HealthNewsScience

New approach: a deadly superbug vaccine developed

UNITED STATES, WASHINGTON (OBSERVATORY) — Bacteria rapidly develop resistance to antibiotics , resulting in the appearance of so-called super bacteria, for example, strains of the bacterium Klebsiella pneumoniae. Recently, specialists from the School of Medicine at Washington University have developed and tested a vaccine on mice that protects against the most dangerous, hypervirulent strains of this bacterium.

Let us explain that K. pneumoniae is one of the causative agents of pneumonia, as well as urogenital infections, purulent abscesses of the liver and spleen. Often this particular bacterium is the culprit of nosocomial infection of patients. Recently, researchers even accused hospitals of spreading these dangerous microbes.

The main problem is that some K. pneumoniae strains have developed resistance to carbapenem antibiotics. We are talking about medicines that are considered the “last line of defense” in the treatment of infections caused by K. pneumoniae.

What is especially important, this bacterium is practically immune to all other medicines. In other words, as soon as carbapenems cease to be effective against these bacteria, there simply are no other treatment options.

As explained co-author David Rosen, for a long time, this type of bacteria, and even interfered with their treatment of infections resistant to drugs, but did not represent a threat to the larger population.

“Now we see that Klebsiella strains, which are quite dangerous, can lead to death or cause serious illness in healthy people,” Rosen notes, adding that in recent years hypervirulent strains of this bacterium that are resistant to medications have begun to appear, and it is very dangerous.

According to a press release from the study, last year Klebsiella hypervirulent strains caused tens of thousands of infections in China, South Korea and Taiwan, and, most dangerous, these bacteria spread around the world, and medicines can hardly cope with them. For this reason, the researchers chose the tactics of “forewarned – means armed.”

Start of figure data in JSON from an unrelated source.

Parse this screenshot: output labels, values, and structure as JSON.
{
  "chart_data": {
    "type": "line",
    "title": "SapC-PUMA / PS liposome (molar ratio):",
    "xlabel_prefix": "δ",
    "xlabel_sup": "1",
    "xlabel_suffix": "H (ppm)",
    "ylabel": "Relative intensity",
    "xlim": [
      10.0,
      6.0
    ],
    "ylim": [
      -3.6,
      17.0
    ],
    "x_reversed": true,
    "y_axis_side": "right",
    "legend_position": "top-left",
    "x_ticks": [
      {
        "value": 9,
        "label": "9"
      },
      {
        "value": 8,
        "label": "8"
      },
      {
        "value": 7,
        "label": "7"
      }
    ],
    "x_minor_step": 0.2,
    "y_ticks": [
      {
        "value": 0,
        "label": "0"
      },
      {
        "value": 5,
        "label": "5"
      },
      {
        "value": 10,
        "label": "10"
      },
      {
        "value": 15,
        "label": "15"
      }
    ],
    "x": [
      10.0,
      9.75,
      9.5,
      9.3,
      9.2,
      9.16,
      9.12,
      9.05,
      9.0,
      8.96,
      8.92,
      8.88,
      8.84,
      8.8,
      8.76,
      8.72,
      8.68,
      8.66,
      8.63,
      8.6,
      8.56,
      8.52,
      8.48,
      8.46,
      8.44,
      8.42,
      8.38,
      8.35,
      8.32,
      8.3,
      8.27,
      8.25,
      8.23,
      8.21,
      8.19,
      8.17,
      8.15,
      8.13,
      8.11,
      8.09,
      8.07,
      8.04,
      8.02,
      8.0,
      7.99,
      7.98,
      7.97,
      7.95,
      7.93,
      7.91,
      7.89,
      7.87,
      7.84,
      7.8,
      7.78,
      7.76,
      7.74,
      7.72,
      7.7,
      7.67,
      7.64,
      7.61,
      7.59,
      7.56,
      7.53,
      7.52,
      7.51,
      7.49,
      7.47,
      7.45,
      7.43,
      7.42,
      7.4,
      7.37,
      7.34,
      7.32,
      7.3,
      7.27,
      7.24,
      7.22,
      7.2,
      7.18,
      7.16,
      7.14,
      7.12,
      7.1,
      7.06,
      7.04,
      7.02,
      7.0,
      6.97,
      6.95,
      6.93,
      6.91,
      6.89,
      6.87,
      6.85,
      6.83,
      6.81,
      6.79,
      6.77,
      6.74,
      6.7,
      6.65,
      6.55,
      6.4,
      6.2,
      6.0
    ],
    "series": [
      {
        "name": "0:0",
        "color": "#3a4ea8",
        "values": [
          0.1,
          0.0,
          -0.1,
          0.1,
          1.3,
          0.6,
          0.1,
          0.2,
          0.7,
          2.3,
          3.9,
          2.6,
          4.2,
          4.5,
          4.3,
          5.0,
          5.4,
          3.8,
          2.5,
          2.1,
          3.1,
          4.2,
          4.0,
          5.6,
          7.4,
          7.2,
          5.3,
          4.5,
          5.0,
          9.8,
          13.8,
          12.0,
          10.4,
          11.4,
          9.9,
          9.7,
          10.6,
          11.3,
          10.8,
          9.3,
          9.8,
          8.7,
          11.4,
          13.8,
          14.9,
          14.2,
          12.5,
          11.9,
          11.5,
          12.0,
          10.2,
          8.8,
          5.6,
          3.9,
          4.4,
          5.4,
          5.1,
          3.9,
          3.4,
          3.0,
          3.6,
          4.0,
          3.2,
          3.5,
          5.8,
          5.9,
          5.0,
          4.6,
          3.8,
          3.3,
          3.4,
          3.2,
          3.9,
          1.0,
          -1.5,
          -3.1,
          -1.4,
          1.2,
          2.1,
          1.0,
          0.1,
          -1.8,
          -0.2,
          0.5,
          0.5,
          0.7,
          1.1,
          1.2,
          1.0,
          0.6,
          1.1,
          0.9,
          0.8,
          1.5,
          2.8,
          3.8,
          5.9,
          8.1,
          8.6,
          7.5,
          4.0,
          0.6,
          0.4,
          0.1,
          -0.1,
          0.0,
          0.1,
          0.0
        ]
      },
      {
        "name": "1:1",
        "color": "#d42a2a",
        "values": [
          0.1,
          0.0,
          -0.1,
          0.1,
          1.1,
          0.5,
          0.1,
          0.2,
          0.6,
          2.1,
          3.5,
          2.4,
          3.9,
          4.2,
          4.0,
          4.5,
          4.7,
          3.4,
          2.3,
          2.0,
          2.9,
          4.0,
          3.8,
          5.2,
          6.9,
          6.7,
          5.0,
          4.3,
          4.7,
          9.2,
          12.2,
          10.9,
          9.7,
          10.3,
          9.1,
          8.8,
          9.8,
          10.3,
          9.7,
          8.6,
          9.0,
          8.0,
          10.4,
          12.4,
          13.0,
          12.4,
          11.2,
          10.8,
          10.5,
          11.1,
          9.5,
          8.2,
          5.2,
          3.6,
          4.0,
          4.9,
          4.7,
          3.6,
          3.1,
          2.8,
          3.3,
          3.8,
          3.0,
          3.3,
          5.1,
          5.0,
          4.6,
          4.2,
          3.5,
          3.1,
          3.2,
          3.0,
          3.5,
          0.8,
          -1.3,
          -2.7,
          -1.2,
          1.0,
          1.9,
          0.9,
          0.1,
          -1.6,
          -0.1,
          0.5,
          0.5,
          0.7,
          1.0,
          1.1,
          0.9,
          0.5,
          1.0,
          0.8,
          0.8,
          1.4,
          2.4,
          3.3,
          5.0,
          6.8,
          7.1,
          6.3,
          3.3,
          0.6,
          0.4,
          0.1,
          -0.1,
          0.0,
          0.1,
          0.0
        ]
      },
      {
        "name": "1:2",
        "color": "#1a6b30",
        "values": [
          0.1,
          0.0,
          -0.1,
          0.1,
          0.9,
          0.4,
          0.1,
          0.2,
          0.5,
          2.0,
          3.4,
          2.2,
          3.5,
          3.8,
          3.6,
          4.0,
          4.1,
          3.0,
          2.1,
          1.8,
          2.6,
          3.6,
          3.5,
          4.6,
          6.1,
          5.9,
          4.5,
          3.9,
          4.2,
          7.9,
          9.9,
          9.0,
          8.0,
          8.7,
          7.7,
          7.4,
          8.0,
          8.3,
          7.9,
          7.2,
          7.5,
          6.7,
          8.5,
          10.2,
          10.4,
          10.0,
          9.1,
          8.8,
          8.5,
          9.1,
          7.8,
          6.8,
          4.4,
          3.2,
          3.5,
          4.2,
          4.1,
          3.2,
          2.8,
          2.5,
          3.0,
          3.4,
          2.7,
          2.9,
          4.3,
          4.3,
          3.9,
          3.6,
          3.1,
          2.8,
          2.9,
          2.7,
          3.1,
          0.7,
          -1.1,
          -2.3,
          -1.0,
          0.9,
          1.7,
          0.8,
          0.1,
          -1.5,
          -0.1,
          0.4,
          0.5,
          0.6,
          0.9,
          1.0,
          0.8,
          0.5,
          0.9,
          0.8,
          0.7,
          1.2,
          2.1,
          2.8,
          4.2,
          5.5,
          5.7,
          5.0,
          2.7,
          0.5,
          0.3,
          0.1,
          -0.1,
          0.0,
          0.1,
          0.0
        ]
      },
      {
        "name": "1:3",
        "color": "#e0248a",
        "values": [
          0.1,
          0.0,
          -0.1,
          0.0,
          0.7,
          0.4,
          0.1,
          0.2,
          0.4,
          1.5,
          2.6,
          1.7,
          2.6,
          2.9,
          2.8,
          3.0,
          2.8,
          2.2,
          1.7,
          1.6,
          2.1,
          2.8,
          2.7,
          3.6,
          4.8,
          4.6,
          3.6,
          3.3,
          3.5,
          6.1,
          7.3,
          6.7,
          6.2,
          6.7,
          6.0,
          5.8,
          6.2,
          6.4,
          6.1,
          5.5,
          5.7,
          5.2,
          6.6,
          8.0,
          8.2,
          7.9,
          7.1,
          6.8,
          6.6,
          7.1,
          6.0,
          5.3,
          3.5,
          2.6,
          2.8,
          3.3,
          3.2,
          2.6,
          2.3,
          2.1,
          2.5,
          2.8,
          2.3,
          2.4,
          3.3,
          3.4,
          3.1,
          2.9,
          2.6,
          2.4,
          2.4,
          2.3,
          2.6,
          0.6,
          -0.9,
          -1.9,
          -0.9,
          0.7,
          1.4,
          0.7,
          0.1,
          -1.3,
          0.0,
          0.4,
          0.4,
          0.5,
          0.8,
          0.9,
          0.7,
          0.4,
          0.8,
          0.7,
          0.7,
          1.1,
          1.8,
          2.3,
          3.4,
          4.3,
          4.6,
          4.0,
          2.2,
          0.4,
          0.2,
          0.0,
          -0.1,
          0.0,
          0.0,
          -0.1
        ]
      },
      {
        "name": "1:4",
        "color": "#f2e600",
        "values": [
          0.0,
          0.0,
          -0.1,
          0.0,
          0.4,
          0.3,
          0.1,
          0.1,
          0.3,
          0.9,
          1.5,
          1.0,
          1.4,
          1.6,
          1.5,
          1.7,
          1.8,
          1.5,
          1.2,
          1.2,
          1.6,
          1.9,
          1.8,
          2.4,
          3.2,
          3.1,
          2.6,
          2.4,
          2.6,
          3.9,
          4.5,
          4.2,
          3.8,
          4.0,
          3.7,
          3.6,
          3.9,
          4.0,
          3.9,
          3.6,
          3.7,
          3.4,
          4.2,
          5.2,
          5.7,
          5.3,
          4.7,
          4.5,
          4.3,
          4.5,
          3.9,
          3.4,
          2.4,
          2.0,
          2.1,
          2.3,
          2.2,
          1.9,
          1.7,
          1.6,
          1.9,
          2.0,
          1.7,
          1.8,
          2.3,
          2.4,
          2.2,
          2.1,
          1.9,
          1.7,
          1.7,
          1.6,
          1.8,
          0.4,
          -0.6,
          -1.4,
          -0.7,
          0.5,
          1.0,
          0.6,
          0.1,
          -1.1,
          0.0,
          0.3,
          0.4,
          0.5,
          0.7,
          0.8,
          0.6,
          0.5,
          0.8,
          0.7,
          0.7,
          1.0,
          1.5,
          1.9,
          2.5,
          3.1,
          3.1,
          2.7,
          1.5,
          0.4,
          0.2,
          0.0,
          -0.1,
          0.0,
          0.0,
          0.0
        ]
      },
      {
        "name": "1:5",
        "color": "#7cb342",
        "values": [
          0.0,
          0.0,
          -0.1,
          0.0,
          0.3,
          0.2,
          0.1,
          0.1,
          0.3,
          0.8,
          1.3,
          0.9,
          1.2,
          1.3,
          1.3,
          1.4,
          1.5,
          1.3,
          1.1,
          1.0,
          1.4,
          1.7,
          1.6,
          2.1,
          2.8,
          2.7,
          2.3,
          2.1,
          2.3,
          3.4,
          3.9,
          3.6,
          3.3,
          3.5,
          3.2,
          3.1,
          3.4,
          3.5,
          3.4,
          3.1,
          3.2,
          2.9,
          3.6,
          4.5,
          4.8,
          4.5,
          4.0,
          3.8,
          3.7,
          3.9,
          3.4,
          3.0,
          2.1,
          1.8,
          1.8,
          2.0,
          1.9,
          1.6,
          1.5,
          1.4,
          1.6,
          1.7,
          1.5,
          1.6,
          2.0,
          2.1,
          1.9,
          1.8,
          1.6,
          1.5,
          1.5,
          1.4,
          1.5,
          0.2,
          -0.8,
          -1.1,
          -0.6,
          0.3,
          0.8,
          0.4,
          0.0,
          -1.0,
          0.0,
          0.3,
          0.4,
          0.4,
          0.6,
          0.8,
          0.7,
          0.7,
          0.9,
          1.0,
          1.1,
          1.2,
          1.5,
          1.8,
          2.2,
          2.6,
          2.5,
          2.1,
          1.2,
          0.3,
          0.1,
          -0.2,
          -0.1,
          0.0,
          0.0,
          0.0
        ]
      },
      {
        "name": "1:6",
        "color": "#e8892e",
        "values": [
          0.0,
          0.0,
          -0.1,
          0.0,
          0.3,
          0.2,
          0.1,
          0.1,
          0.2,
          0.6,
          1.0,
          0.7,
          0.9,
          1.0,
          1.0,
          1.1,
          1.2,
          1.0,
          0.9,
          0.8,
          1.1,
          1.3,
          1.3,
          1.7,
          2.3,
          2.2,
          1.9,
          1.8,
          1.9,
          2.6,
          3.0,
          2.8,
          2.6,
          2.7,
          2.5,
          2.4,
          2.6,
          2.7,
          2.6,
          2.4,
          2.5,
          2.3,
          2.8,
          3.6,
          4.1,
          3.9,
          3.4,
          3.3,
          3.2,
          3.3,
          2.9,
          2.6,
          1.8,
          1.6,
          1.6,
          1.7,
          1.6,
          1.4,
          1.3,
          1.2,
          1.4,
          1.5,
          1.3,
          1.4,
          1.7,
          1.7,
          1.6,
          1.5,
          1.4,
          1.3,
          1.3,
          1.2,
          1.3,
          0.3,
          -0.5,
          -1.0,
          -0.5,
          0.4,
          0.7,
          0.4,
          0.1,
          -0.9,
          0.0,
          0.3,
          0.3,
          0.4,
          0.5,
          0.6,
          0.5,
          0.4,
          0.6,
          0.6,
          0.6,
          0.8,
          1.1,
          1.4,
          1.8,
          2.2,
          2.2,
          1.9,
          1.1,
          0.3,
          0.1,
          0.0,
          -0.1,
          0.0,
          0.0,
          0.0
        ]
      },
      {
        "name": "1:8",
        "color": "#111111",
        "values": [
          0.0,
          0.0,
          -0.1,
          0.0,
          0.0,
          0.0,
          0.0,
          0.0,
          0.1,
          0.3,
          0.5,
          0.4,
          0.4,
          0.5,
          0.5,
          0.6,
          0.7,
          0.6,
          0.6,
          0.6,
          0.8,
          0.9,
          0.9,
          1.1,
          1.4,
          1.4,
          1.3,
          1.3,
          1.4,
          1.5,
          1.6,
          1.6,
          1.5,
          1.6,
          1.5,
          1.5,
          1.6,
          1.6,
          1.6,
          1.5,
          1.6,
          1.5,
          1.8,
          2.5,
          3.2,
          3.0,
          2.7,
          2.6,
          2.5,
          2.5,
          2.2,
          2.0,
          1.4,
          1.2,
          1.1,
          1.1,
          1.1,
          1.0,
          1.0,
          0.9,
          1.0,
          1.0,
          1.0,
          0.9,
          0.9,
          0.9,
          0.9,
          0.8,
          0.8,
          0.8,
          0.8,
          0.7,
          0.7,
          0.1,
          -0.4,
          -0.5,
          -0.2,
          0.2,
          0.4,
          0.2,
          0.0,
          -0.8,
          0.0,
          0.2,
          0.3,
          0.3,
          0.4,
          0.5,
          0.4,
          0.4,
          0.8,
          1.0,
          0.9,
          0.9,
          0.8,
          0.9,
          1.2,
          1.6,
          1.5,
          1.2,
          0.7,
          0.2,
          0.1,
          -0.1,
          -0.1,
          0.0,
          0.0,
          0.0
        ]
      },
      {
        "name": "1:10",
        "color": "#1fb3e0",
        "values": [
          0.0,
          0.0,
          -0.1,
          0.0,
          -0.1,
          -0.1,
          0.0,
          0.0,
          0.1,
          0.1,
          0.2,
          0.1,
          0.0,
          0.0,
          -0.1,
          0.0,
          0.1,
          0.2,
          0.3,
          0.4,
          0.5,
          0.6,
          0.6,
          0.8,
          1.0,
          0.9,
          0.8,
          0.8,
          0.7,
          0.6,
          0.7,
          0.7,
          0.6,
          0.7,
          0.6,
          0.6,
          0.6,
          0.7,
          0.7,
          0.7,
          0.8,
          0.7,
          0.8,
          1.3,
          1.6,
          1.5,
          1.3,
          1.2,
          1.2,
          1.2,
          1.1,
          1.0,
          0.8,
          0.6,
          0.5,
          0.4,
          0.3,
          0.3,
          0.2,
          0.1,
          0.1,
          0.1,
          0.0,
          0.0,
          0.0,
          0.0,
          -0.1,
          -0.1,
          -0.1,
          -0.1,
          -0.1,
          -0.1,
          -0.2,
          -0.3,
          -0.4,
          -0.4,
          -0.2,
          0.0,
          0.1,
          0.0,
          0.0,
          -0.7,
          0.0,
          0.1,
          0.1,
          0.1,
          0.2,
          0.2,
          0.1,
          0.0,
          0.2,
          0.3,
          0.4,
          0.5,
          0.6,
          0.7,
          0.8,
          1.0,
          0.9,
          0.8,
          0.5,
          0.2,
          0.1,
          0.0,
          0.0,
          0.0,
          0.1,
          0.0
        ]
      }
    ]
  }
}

They developed a vaccine against the most common hypervirulent Klebsiella strains – K1 and K2.

As with any vaccine, the idea was to train the patient’s immune system to recognize “enemies” and be prepared to fight them.

Since the outer surface of the bacteria is coated with sugars, scientists have developed a glycoconjugate vaccine consisting of these sugars associated with a particular protein. The latter helps the vaccine work more efficiently.

By the way, such vaccines have already proven effective in protecting people from fatal diseases such as bacterial meningitis and typhoid fever.

To speed up the process of chemical synthesis, the researchers genetically modified a harmless strain of Escherichia coli, which produced the necessary proteins and sugars. Then they used another bacterial enzyme to bind these proteins and sugars together.

The development team tested on mice.

Three groups, each of which had 20 animals, scientists gave different doses of the vaccine with an interval of two weeks. As usual, the fourth group of rodents was a control, they received a placebo.

After that, the experts introduced K1 or K2 bacteria into the organism of mice and observed the reaction of rodent organisms.

From the placebo group, only 20% of mice infected with K1 and 70% of rodents infected with K2 were able to survive.

The results of the vaccinated mice were much more encouraging: 80% of the animals infected with K1 were able to survive, and all 100% of the mice infected with K2.

“We are very pleased with how effective this vaccine,” says the first author of Mario Feldman ( by Mario Feldman ).

In the near future, researchers intend to test the vaccine in humans.

A research article published in the PNAS publication.